On Ftrace, kprobes, tracepoints

Posted on Wed 09 August 2017 in Performance

Note: This is going to start more as a brain-dump and over a period of time, I am going to iterate over this, till it comes in some consumable form.

Most of the Linux dynamic tracing is built around the core support in kernel called Ftrace, this started as a function trace sub-system, but is considerably more involved now. All the major tools like LTTng, SystemTap or the more recent BCC make use of this infrastructure and then build upon it. In fact some of the kernel developments like kprobes and uprobes were developed in SystemTap project.

Found a good presentation, that provides a historical perspective of how many of these projects are started. I have also created a clipboard, that give a timeline of Linux tracing and evolution of BPF support. This helped me understand why some of the utilities in bcc won't run on my Ubuntu 16.04 system.

Arguably one of the best (if not the best) resource about Linux tracing is Brendan Gregg's Blog.

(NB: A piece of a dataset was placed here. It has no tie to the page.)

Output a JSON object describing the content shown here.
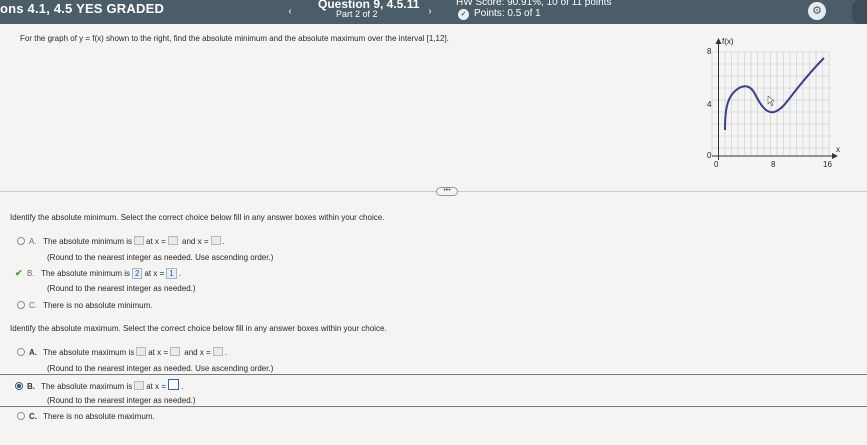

Coming back to specifics - it is possible to 'trace' following -

A vast majority of kernel functions - those available inside /sys/kernel/debug/tracing/available_filter_functions. (This assumes you have mounted the tracefs in more recent kernels (and debugfs in slightly older kernels) on the /sys/kernel/debug/tracing path. It's possible to trace only a subset of those functions or functions belonging to a particular subsystem like say net etc. Kernel's documentation is a good starting point inside `Documentation/trace/ftrace.txt' and a few other files.
kprobes provided a mechanism to trace both entry and exit of a function. However the mechanism to do this was slightly involved, in the absence of integration with ftrace mechanism (basically a similar mechanism to trace functions above). However with ftrace support for kprobes, this has become very useful.
In addition there are a number of tracepoints defined in various subsystems. But it's not quite clear to me - which are the use cases where it would make sense to use this mechanims as opposed to one of the above, which seem to be very flexible.
perf events (not fully understood yet).
Userspace probing (not fully understood it yet).

The recent eBPF has made tracing a lot more interesting. What eBPF essentially allows is adding a code from Userspace to the kernel at the runtime, that can be interfaced with the above ftrace mechanism. bcc pointed above, has developed a lot of useful tools using this mechanism.

I will keep updating this article as we go along.